パワートレインは1.5Lの直噴4気筒ガソリンエンジンにCVTの組み合わせと、1.5L4気筒エンジン+「スポーツハイブリッド i-DCD」を組み込んだ7速DCT(デュアルクラッチトランスミッション)の2種類。ハイブリッドモデルは27.2km/Lという低燃費を実現する。駆動方式はFFと4WDの2種類が選択可能だ。
今回試乗したのは「フリード+」のハイブリッドモデル。世界初の重希土類(レアアース)を全く使わないモーターを採用していることも話題となったパワーユニットを搭載している。
リアシートは大人3人が余裕を持って座れる広さがあり、ハイブリッド用のバッテリーを前席のシート下に収納したことで足元のスペースも広大。
そして、ダブルフォールダウン機構を採用したリアシートを折り畳むと、フルフラットなスペースを作り出すことが可能だ。
最近、需要が高まっている車中泊にも対応した仕様で、セミダブルサイズのマットレスを敷き詰めることができる空間を確保している。実際に車中泊も試してみたが、シートの凹凸がないため快適に寝ることができた。
前モデルの「フリードスパイク」から185mmも低床化されており、フラットなスペースの下に荷物を収納することも可能。
リアゲートの開口部は335mmも確保されているので、縦長の荷物や自転車なども余裕で積むことができる。ゴルフバッグなら縦に4つ積めるというから驚きだ。ここまで来ると、クルマというよりスペースを買うという気分になってくるほどだ。
意外なほどの走りの良さもポイント
ユーティリティスペースの広さに注目が集まりがちだが、実際にドライブしてみると意外なほどに走行性能も高い。
ハイブリッド車というとスタート時はモーターだけで走行するため静かだが、加速は穏やかというイメージがあるが、このクルマは動き出しから積極的にエンジンをかける設計。そのおかげで、アクセルを踏んだ際の加速が機敏で、街中をキビキビ走れるのが気持ちいい。
そして特筆すべきなのはボディの骨格(シャシー)が非常にしっかりしていること。ピシッと芯が通ったような剛性感があるため、コーナーリングが安定しているのはもちろん、高速道路などでの直進安定性、そしてブレーキング時の姿勢もブレることがない。
コンパクトミニバンで、ここまで剛性の高い車体は輸入車も含めてちょっと記憶にないぐらいの安定感だ。
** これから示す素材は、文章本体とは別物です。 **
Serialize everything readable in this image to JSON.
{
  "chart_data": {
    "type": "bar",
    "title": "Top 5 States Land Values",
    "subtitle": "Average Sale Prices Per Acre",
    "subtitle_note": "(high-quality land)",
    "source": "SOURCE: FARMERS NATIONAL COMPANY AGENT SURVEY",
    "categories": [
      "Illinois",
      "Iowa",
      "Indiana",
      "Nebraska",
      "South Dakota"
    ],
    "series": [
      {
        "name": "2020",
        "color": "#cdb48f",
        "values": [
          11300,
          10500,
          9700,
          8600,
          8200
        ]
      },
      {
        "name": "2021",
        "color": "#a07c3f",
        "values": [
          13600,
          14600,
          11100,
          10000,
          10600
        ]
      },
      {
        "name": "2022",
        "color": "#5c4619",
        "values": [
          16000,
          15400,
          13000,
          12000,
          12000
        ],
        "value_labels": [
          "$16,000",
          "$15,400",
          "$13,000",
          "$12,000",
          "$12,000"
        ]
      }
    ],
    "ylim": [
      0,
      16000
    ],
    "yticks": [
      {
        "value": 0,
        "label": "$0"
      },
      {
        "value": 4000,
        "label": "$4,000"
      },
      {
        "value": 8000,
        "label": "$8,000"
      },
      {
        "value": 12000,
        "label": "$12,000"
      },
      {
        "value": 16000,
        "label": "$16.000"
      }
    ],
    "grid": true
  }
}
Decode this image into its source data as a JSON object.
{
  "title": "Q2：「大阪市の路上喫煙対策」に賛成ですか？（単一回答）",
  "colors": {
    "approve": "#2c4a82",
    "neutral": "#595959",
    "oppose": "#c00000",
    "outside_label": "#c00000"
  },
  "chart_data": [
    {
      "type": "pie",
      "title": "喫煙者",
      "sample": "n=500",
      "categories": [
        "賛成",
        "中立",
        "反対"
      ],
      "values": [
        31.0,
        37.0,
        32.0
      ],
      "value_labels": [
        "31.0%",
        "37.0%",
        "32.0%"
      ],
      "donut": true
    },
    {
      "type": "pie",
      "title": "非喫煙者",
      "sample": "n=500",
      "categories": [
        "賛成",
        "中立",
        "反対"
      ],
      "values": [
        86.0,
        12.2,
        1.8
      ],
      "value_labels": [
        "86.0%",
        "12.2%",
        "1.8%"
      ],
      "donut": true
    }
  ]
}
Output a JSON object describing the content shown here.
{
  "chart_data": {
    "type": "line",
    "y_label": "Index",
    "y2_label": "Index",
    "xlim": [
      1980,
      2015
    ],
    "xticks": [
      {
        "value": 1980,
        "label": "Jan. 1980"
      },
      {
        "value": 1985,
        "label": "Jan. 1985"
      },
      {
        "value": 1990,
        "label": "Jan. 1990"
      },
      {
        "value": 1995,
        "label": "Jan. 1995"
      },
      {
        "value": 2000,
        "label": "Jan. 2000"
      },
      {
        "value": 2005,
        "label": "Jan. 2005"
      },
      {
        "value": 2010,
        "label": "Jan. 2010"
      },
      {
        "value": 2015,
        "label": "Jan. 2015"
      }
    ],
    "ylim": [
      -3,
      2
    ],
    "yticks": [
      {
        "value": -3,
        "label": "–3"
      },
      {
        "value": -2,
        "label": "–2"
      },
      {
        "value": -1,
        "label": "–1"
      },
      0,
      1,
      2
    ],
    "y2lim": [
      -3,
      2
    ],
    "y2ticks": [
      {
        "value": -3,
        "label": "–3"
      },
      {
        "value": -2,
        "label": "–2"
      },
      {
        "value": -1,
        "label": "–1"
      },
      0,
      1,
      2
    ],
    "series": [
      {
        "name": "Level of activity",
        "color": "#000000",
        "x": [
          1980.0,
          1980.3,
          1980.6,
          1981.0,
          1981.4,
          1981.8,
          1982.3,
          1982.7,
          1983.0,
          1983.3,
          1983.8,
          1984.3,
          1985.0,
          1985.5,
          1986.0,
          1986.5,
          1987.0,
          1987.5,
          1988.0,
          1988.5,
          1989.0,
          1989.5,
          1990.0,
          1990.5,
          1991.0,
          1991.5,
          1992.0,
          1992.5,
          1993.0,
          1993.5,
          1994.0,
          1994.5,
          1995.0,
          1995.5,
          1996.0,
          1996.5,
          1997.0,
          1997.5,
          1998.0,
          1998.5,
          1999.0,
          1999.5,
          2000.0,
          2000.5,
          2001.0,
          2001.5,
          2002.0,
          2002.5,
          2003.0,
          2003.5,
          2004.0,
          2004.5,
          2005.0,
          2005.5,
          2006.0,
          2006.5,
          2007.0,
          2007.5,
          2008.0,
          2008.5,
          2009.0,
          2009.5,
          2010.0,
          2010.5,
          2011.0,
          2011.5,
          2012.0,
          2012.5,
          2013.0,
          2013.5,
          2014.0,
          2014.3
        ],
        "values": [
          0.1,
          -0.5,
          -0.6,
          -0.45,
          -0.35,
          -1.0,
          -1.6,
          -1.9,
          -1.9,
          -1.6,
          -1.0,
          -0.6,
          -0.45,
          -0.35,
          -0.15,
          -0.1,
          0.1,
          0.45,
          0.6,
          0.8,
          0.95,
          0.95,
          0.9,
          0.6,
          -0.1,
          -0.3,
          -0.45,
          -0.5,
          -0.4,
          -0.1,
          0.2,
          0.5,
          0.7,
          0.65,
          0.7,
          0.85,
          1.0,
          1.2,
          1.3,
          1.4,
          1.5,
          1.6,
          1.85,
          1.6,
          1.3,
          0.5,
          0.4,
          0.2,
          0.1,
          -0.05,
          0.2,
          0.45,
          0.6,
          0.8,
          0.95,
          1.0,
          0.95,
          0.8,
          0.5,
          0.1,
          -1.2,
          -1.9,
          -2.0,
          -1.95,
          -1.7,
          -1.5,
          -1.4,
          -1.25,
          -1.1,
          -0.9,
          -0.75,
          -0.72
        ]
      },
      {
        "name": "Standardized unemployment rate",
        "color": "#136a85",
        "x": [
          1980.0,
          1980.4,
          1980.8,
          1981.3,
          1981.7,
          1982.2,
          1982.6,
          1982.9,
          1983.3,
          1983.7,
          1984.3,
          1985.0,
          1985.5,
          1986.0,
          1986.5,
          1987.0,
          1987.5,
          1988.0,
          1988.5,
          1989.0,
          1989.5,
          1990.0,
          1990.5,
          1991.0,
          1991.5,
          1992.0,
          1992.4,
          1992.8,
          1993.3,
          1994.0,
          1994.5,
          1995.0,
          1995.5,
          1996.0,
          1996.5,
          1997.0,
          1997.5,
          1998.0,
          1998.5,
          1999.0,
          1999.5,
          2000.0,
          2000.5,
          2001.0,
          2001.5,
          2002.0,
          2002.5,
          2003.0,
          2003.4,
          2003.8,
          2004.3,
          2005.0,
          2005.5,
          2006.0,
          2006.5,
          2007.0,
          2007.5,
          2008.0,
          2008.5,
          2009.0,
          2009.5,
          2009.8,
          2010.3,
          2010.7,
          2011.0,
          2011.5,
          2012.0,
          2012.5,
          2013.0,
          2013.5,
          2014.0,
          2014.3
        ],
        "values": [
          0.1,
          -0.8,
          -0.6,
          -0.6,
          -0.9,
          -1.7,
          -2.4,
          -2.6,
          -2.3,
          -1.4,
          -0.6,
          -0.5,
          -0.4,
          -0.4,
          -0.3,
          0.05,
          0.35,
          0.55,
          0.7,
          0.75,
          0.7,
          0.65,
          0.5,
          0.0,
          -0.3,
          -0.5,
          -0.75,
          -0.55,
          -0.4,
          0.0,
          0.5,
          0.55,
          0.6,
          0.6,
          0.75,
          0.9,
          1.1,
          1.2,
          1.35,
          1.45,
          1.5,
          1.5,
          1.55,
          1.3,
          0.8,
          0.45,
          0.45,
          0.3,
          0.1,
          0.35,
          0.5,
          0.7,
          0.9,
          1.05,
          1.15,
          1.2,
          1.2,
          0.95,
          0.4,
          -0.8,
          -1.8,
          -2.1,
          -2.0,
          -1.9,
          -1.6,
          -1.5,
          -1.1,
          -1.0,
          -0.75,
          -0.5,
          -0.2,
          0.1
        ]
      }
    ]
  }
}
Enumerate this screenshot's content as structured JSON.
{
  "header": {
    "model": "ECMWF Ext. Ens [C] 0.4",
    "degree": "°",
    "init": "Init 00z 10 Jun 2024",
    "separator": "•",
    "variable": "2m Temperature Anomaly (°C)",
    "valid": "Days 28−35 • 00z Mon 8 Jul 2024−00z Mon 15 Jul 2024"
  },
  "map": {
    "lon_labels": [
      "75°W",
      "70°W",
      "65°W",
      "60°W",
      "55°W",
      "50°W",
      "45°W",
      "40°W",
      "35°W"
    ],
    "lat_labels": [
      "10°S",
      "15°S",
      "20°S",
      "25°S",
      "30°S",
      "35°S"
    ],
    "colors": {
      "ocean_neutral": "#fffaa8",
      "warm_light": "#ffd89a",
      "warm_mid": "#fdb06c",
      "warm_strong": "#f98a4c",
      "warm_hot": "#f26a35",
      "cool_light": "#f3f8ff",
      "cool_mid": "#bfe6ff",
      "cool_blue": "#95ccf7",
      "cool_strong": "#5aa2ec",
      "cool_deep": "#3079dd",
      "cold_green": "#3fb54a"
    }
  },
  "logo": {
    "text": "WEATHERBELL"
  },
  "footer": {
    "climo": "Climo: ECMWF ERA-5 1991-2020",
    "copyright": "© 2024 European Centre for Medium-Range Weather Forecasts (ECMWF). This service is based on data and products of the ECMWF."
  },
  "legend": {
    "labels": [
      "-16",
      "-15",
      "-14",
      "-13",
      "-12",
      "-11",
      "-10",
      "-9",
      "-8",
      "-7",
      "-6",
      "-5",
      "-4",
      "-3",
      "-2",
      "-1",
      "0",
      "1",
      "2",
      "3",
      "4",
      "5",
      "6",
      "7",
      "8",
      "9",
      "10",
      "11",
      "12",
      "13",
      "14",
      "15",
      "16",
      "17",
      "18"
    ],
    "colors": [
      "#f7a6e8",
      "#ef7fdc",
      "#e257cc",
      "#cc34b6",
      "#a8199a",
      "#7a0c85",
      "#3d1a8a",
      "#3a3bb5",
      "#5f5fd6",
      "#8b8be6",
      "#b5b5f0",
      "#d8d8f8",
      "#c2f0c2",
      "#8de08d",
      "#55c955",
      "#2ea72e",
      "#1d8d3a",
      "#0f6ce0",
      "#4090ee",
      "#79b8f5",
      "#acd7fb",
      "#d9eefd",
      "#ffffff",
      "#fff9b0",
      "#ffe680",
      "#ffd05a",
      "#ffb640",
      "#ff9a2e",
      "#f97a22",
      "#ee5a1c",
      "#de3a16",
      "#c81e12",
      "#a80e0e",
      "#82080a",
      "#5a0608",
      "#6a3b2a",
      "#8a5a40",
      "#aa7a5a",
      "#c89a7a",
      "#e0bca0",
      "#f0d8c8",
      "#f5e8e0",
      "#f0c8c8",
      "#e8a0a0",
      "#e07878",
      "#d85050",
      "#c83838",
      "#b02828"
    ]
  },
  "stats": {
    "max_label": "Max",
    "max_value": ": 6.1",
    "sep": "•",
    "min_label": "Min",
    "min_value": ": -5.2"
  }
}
ドライバーズシートからの視界が良いのも好印象。フロントウィンドウが広く、開放感があるだけでなく、車体の見切りが良いので狭い路地などでも運転しやすい。ハンドル位置よりもだいぶ奥に設置されたメーター類も視線の移動が少なくて済むため、視界の良さに一役買ってくれているようだ。
家族で乗ることを考えると車内は広く大人数が乗れるほうがいいが、普段の使い勝手を考慮するとあまりサイズは大きくないほうがいい。そんな良くあるニーズに「フリード」は非常によくマッチしている。
近年、特に都市部では“クルマ離れ”の進行が指摘されるが、確かに公共交通機関の充実した都内などでは、単なる移動手段と考えるとクルマは割高な存在だ。
ただ、ここまで広大なスペースが確保されていると、もはやコンパクトカーとはいえ“部屋”に近い。自宅に1部屋付け足すようなイメージで使えるのであれば、クルマも決して割高とは言えないだろう。
なにしろ、その1部屋はそのまま好きな場所に移動できるのだ。今回「フリード+」に試乗し、車中泊なども試してみて、このクルマが売れる理由はそんなところにあるのだろうと感じた。